Коротков приглушенно кашлянул в темный кулак, Данила Рукавкин без звука поднялся с рядна, присел на колени, поближе к монаху, и положил ладонь на вздрагивающую руку отца Киприана. Взор монаха стал осмысленным, он сдержанно вздохнул, опасаясь покалывания в надорванном годами сердце.
– Не ведаю, но не от Бога ли сила влилась в матушку? Подхватила она нас, словно ягнят малых, и метнулась по переходам на невысокую деревянную звонницу, а за нею клубы дыма вились уже по пятам. «Живите, чада мои!» – заплакала матушка, в последний раз облобызала наши орущие уста и спихнула вниз сначала Нифонта, а потом и меня. Как кричал, упав на землю, братец, я слышал, но как кричал сам – не мог вспомнить: угодил спиной на бревно… Потом узнал я, что подобрал нас поп Евлампий. Шел он с теми солдатами обращать староверов в никонианство, да со всего поселения только мы двое и уцелели от огня самосожжения. Братец Нифонт быстро поправился да через некоторое время снова бежал в леса, в глухих староверческих скитах укрылся. Я же долго валялся на смертном одре, свечу у изголовья не единожды зрил в полупамяти. Да не сподобил Господь преставиться, не пресек на том мои мытарства на этой грешной земле… Тяжкое иноческое бремя и уродство взвалил на мои слабые плечи, потому как выжил я. Выжил, да не выправился. – Отец Киприан внимательно глянул в расширенные глаза Илейки – отрок слушал монаха, и его детские, не привыкшие еще лгать глаза отражали сострадание и участие, которым наполнилась чувствительная душа Илейки.
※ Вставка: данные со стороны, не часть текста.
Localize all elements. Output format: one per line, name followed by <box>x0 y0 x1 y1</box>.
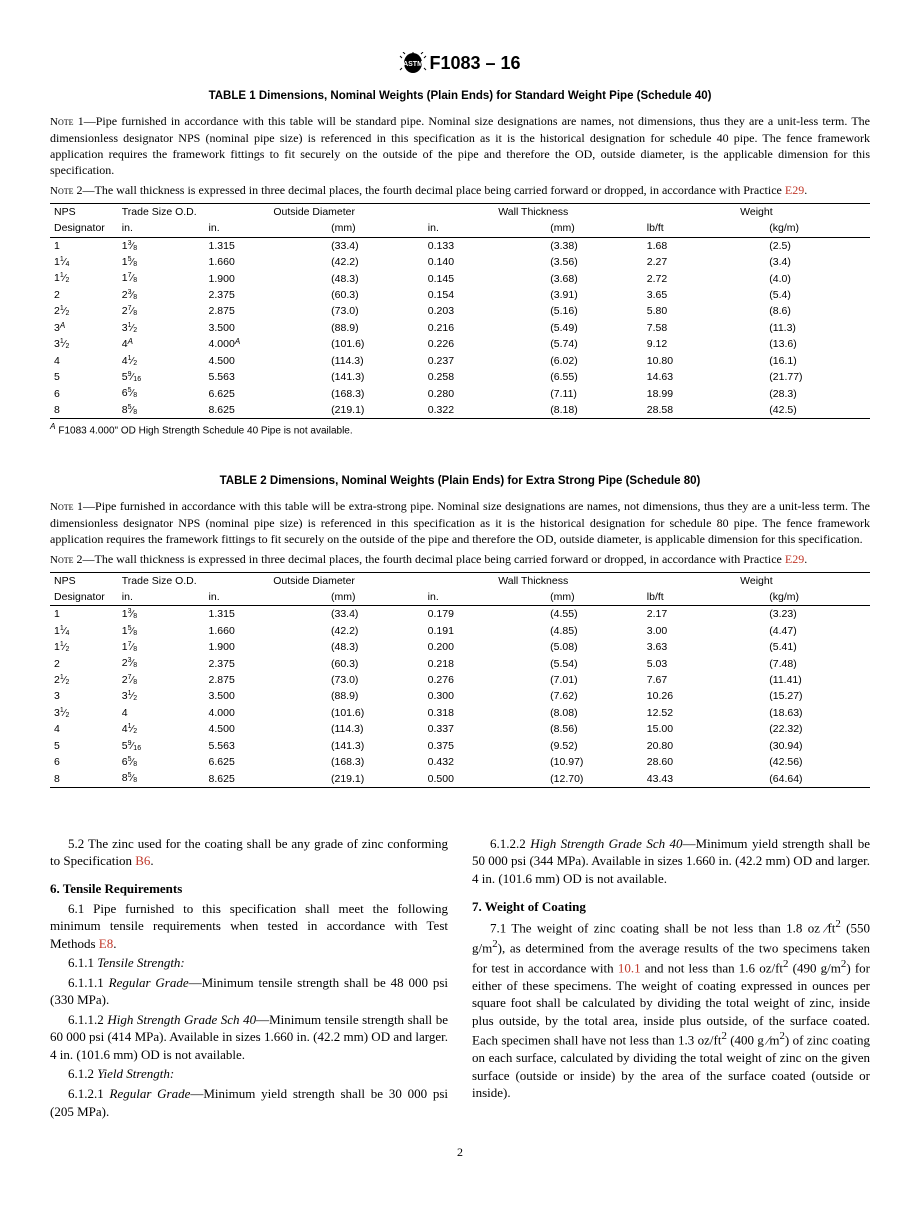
table-row: 885⁄88.625(219.1)0.322(8.18)28.58(42.5) <box>50 402 870 419</box>
table-row: 441⁄24.500(114.3)0.237(6.02)10.80(16.1) <box>50 353 870 369</box>
doc-id: F1083 – 16 <box>429 53 520 73</box>
table1: NPS Trade Size O.D. Outside Diameter Wal… <box>50 203 870 419</box>
table-row: 441⁄24.500(114.3)0.337(8.56)15.00(22.32) <box>50 721 870 737</box>
astm-logo-icon: ASTM <box>399 52 427 74</box>
table-row: 21⁄227⁄82.875(73.0)0.276(7.01)7.67(11.41… <box>50 672 870 688</box>
table-row: 223⁄82.375(60.3)0.154(3.91)3.65(5.4) <box>50 287 870 303</box>
table-row: 113⁄81.315(33.4)0.179(4.55)2.17(3.23) <box>50 606 870 623</box>
table-row: 31⁄244.000(101.6)0.318(8.08)12.52(18.63) <box>50 705 870 721</box>
table2: NPS Trade Size O.D. Outside Diameter Wal… <box>50 572 870 788</box>
table2-title: TABLE 2 Dimensions, Nominal Weights (Pla… <box>50 474 870 490</box>
table1-footnote: A F1083 4.000" OD High Strength Schedule… <box>50 421 870 438</box>
table-row: 31⁄24A4.000A(101.6)0.226(5.74)9.12(13.6) <box>50 336 870 352</box>
table-row: 665⁄86.625(168.3)0.432(10.97)28.60(42.56… <box>50 754 870 770</box>
table-row: 665⁄86.625(168.3)0.280(7.11)18.99(28.3) <box>50 385 870 401</box>
ref-link[interactable]: E29 <box>785 183 804 197</box>
table-row: 223⁄82.375(60.3)0.218(5.54)5.03(7.48) <box>50 655 870 671</box>
table-row: 11⁄415⁄81.660(42.2)0.191(4.85)3.00(4.47) <box>50 623 870 639</box>
table-row: 11⁄217⁄81.900(48.3)0.200(5.08)3.63(5.41) <box>50 639 870 655</box>
body-text: 5.2 The zinc used for the coating shall … <box>50 833 870 1122</box>
doc-header: ASTM F1083 – 16 <box>50 50 870 75</box>
ref-link[interactable]: E8 <box>99 936 113 951</box>
ref-link[interactable]: B6 <box>135 853 150 868</box>
svg-text:ASTM: ASTM <box>404 61 424 68</box>
table-row: 559⁄165.563(141.3)0.375(9.52)20.80(30.94… <box>50 738 870 754</box>
table-row: 885⁄88.625(219.1)0.500(12.70)43.43(64.64… <box>50 770 870 787</box>
ref-link[interactable]: 10.1 <box>618 960 641 975</box>
table1-note2: Note 2—The wall thickness is expressed i… <box>50 182 870 199</box>
table1-note1: Note 1—Pipe furnished in accordance with… <box>50 113 870 178</box>
table-row: 11⁄217⁄81.900(48.3)0.145(3.68)2.72(4.0) <box>50 270 870 286</box>
table-row: 3A31⁄23.500(88.9)0.216(5.49)7.58(11.3) <box>50 320 870 336</box>
table1-title: TABLE 1 Dimensions, Nominal Weights (Pla… <box>50 89 870 105</box>
table-row: 21⁄227⁄82.875(73.0)0.203(5.16)5.80(8.6) <box>50 303 870 319</box>
page-number: 2 <box>50 1144 870 1160</box>
table-row: 559⁄165.563(141.3)0.258(6.55)14.63(21.77… <box>50 369 870 385</box>
table-row: 11⁄415⁄81.660(42.2)0.140(3.56)2.27(3.4) <box>50 254 870 270</box>
table-row: 113⁄81.315(33.4)0.133(3.38)1.68(2.5) <box>50 237 870 254</box>
ref-link[interactable]: E29 <box>785 552 804 566</box>
table-row: 331⁄23.500(88.9)0.300(7.62)10.26(15.27) <box>50 688 870 704</box>
table2-note1: Note 1—Pipe furnished in accordance with… <box>50 498 870 547</box>
table2-note2: Note 2—The wall thickness is expressed i… <box>50 551 870 568</box>
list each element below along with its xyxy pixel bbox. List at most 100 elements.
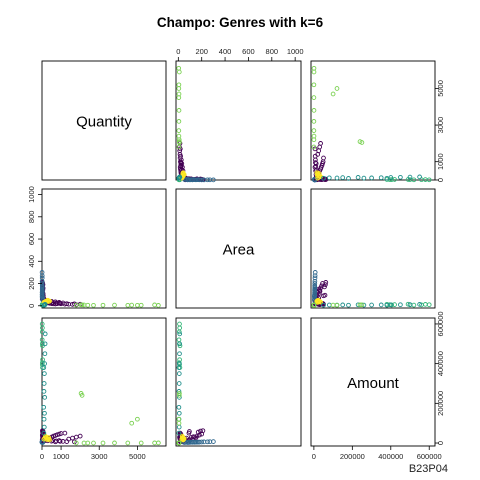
chart-caption: B23P04 — [409, 463, 448, 475]
point-cluster-1 — [318, 141, 323, 146]
point-cluster-6 — [176, 119, 182, 124]
point-cluster-6 — [359, 302, 365, 308]
point-cluster-5 — [176, 381, 182, 386]
point-cluster-5 — [42, 341, 48, 347]
point-cluster-5 — [41, 424, 47, 430]
point-cluster-2 — [312, 291, 318, 296]
point-cluster-6 — [176, 137, 182, 143]
point-cluster-6 — [177, 391, 182, 396]
point-cluster-6 — [311, 137, 317, 143]
point-cluster-5 — [41, 389, 47, 394]
point-cluster-5 — [407, 174, 413, 180]
panel-area-vs-amount — [310, 188, 436, 309]
point-cluster-6 — [311, 144, 317, 150]
point-cluster-6 — [81, 302, 87, 308]
tick-label-amount: 200000 — [436, 391, 445, 416]
point-cluster-2 — [201, 439, 207, 445]
panel-amount-vs-area — [175, 317, 302, 447]
tick-label-amount: 400000 — [378, 452, 403, 461]
point-cluster-2 — [312, 275, 318, 281]
point-cluster-3 — [392, 177, 397, 182]
point-cluster-1 — [62, 430, 68, 436]
point-cluster-1 — [187, 429, 192, 434]
point-cluster-1 — [57, 439, 63, 444]
point-cluster-6 — [311, 95, 317, 100]
point-cluster-5 — [41, 381, 47, 386]
point-cluster-5 — [369, 175, 374, 181]
point-cluster-5 — [355, 175, 361, 180]
point-cluster-6 — [176, 128, 182, 133]
point-cluster-5 — [321, 175, 326, 181]
point-cluster-6 — [73, 302, 79, 308]
point-cluster-5 — [176, 371, 182, 376]
point-cluster-2 — [40, 293, 45, 299]
diagonal-label-quantity: Quantity — [76, 114, 132, 131]
point-cluster-5 — [42, 302, 48, 307]
point-cluster-6 — [311, 302, 317, 308]
point-cluster-2 — [40, 284, 45, 290]
point-cluster-1 — [198, 428, 203, 434]
panel-quantity-vs-area — [175, 60, 302, 181]
point-cluster-6 — [176, 420, 182, 426]
point-cluster-1 — [77, 433, 83, 439]
tick-label-quantity: 3000 — [436, 117, 445, 134]
point-cluster-5 — [378, 302, 384, 308]
point-cluster-5 — [177, 341, 182, 347]
point-cluster-1 — [51, 433, 56, 439]
tick-label-area: 1000 — [27, 186, 36, 203]
point-cluster-4 — [46, 436, 52, 442]
point-cluster-2 — [40, 295, 46, 301]
tick-label-area: 800 — [27, 211, 36, 224]
chart-title: Champo: Genres with k=6 — [157, 15, 324, 30]
point-cluster-2 — [312, 287, 317, 293]
point-cluster-1 — [322, 284, 327, 290]
point-cluster-1 — [195, 429, 201, 435]
point-cluster-1 — [64, 439, 70, 444]
point-cluster-5 — [417, 302, 422, 307]
point-cluster-1 — [64, 301, 70, 307]
point-cluster-2 — [312, 278, 318, 284]
point-cluster-6 — [176, 440, 182, 446]
point-cluster-2 — [39, 287, 45, 293]
point-cluster-5 — [398, 174, 403, 180]
point-cluster-6 — [79, 302, 85, 308]
tick-label-area: 200 — [27, 277, 36, 290]
point-cluster-3 — [419, 302, 424, 308]
point-cluster-5 — [177, 351, 182, 357]
point-cluster-2 — [312, 270, 318, 275]
point-cluster-6 — [330, 91, 336, 97]
point-cluster-1 — [200, 428, 206, 434]
point-cluster-1 — [312, 153, 318, 159]
point-cluster-6 — [100, 302, 106, 308]
point-cluster-3 — [176, 329, 182, 335]
tick-label-quantity: 1000 — [53, 452, 70, 461]
point-cluster-1 — [178, 153, 183, 159]
point-cluster-6 — [125, 440, 131, 446]
point-cluster-2 — [207, 439, 213, 445]
tick-label-amount: 600000 — [417, 452, 442, 461]
point-cluster-2 — [312, 293, 317, 299]
point-cluster-5 — [177, 331, 183, 337]
point-cluster-1 — [191, 434, 196, 440]
point-cluster-6 — [176, 91, 182, 97]
point-cluster-6 — [311, 82, 317, 88]
point-cluster-5 — [326, 175, 332, 181]
panel-quantity-vs-quantity — [41, 60, 167, 181]
point-cluster-2 — [39, 278, 45, 284]
point-cluster-5 — [369, 302, 374, 308]
point-cluster-1 — [178, 160, 184, 165]
tick-label-quantity: 5000 — [436, 80, 445, 97]
panel-area-vs-quantity — [41, 188, 167, 309]
tick-label-quantity: 0 — [40, 452, 44, 461]
point-cluster-5 — [41, 430, 47, 436]
point-cluster-2 — [184, 177, 189, 182]
point-cluster-2 — [185, 439, 191, 445]
point-cluster-1 — [193, 435, 199, 441]
tick-label-area: 1000 — [287, 47, 304, 56]
panel-grid: Quantity Area Amount 0 200 400 600 800 1000 0 1000… — [27, 47, 445, 461]
point-cluster-4 — [315, 170, 321, 176]
tick-label-amount: 0 — [436, 441, 445, 445]
point-cluster-2 — [201, 177, 207, 183]
point-cluster-2 — [184, 439, 189, 445]
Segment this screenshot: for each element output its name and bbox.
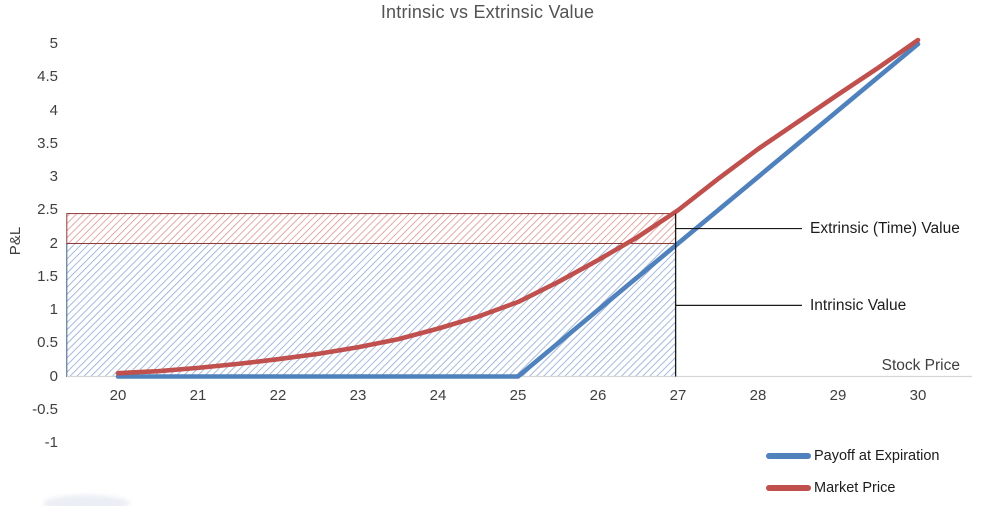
legend-label-payoff: Payoff at Expiration (814, 448, 940, 464)
y-tick-label: -0.5 (32, 400, 58, 418)
x-tick-label: 27 (669, 387, 687, 404)
x-tick-label: 30 (909, 387, 927, 404)
y-tick-label: 3.5 (37, 134, 58, 152)
y-tick-label: 2 (49, 234, 58, 252)
x-tick-label: 28 (749, 387, 767, 404)
x-tick-label: 24 (429, 387, 447, 404)
chart-title: Intrinsic vs Extrinsic Value (380, 2, 595, 22)
legend-swatch-payoff-icon (766, 453, 811, 459)
payoff-at-expiration-line (115, 41, 921, 379)
x-tick-label: 20 (109, 387, 127, 404)
x-tick-label: 25 (509, 387, 527, 404)
legend-item-market-price: Market Price (766, 479, 939, 497)
watermark-smudge (43, 495, 130, 506)
y-tick-label: 1 (49, 301, 58, 318)
annotation-extrinsic-label: Extrinsic (Time) Value (810, 220, 960, 237)
x-tick-label: 21 (189, 387, 207, 404)
extrinsic-region (66, 213, 677, 244)
y-tick-label: 4.5 (37, 68, 58, 86)
x-axis-title: Stock Price (881, 357, 960, 374)
legend: Payoff at Expiration Market Price (766, 447, 939, 497)
x-tick-label: 29 (829, 387, 847, 404)
annotation-intrinsic-label: Intrinsic Value (810, 297, 907, 314)
y-tick-label: -1 (44, 434, 58, 451)
y-tick-label: 4 (49, 101, 58, 119)
y-tick-label: 3 (49, 168, 58, 185)
x-tick-label: 23 (349, 387, 367, 404)
y-tick-label: 0.5 (37, 334, 58, 352)
intrinsic-region (66, 243, 677, 377)
x-tick-label: 22 (269, 387, 287, 404)
legend-swatch-market-price-icon (766, 485, 811, 491)
market-price-line (115, 37, 921, 376)
y-tick-label: 5 (49, 35, 58, 52)
y-tick-label: 1.5 (37, 267, 58, 285)
x-tick-label: 26 (589, 387, 607, 404)
legend-item-payoff: Payoff at Expiration (766, 447, 939, 465)
y-tick-label: 0 (49, 367, 58, 385)
y-tick-label: 2.5 (37, 201, 58, 219)
legend-label-market-price: Market Price (814, 480, 896, 496)
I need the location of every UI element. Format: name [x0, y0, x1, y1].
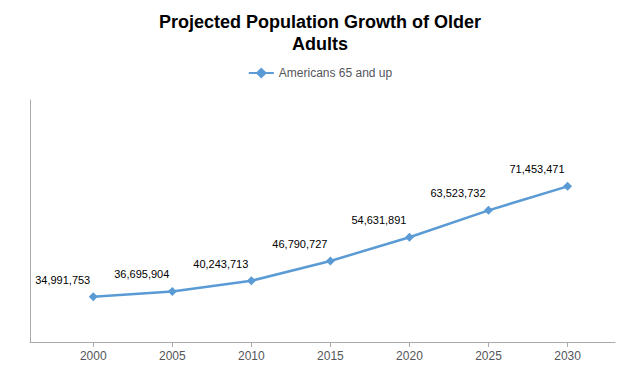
- svg-text:71,453,471: 71,453,471: [510, 163, 565, 175]
- svg-text:2010: 2010: [238, 349, 265, 363]
- svg-text:2000: 2000: [80, 349, 107, 363]
- svg-text:63,523,732: 63,523,732: [430, 187, 485, 199]
- svg-text:2020: 2020: [396, 349, 423, 363]
- svg-text:Projected Population Growth of: Projected Population Growth of Older: [159, 12, 481, 32]
- svg-text:Americans 65 and up: Americans 65 and up: [279, 66, 393, 80]
- svg-text:54,631,891: 54,631,891: [351, 214, 406, 226]
- svg-text:34,991,753: 34,991,753: [35, 274, 90, 286]
- svg-text:2015: 2015: [317, 349, 344, 363]
- svg-text:36,695,904: 36,695,904: [114, 268, 169, 280]
- svg-text:Adults: Adults: [292, 34, 348, 54]
- svg-text:2025: 2025: [475, 349, 502, 363]
- svg-text:46,790,727: 46,790,727: [272, 238, 327, 250]
- svg-text:2030: 2030: [554, 349, 581, 363]
- svg-text:40,243,713: 40,243,713: [193, 258, 248, 270]
- svg-text:2005: 2005: [159, 349, 186, 363]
– Когда подрос я и взошел в лета, отец Евлампий отвез меня в Николаевскую мужскую обитель, что под Белгородом. Тамо и принял я иноческий сан… Однако понял я весьма скоро, что не божьи помыслы у монашеской братии, как о том твердил мне поп Евлампий, увещевая принять монашеское пострижение, но помыслы те о чревоугодии и злокорысти каждого. Монастырская братия забыла напрочь обеты нестяжания, целомудрия и повиновения воле Божьей. Старшая братия помыкает младшей, аки худой пастырь своим стадом, не заботясь нимало, сыта ли младшая братия. Не смог сломить я своей гордыни, как получил чин иеромонаха в тридцать лет, оставил святую обитель и ушел в мир людской. Чему посвятил себя? Лечил, просвещал в меру ума моего… – И умолк, о многом, видно было, не досказав.
– Как потом в наших краях объявился? – поинтересовался Данила, а сам себя укорил: «Надо же! Столько раз встречался с монахом в Самаре, принимал его благословение и одаривал на пропитание, а не удосужился спросить, кто он, где пристанище себе нашел в чужом поселении, тепло ли ему ночью, а может, холодные ветра по спине бегают, сна лишая и покоя…»
– Пока был молод, – продолжил рассказ отец Киприан, – усердно служил бедному люду в меру сил своих да книжную мудрость постигал жадным к познанию умом. С годами разуверился я в возможности бороться словом со злом… К тому же обуяла меня страсть непременно лицезреть иные края и народы, познать, нет ли где земель без притеснения и зла. Отпущен был с дозволения высшего духовного начальства в восточные земли, дабы среди иноверцев укреплять христианское учение. Прослышал о подвижничестве самарца Зосимы, да уже при смертном одре, при последнем издыхании нашел его на жительстве здесь, близ города. Дело его и пойду продолжать.
Умолк и перекрестился: сказал не все. Зачем им, добрым, но чужим людям, знать, что никем он не отпущен из монастыря, а просто беглый чернец и за ним тянется страшное «государево слово» за неоднократные попытки поднять мужиков и увести их на свободные земли Сибири.
Сказал другое:
– Есть у меня заветная, Богу угодная дума: дойти до земли, где когда-то было могучее царство пресвитера Иоанна Византийца. Та земля прозывалась «Царство Трех Индий».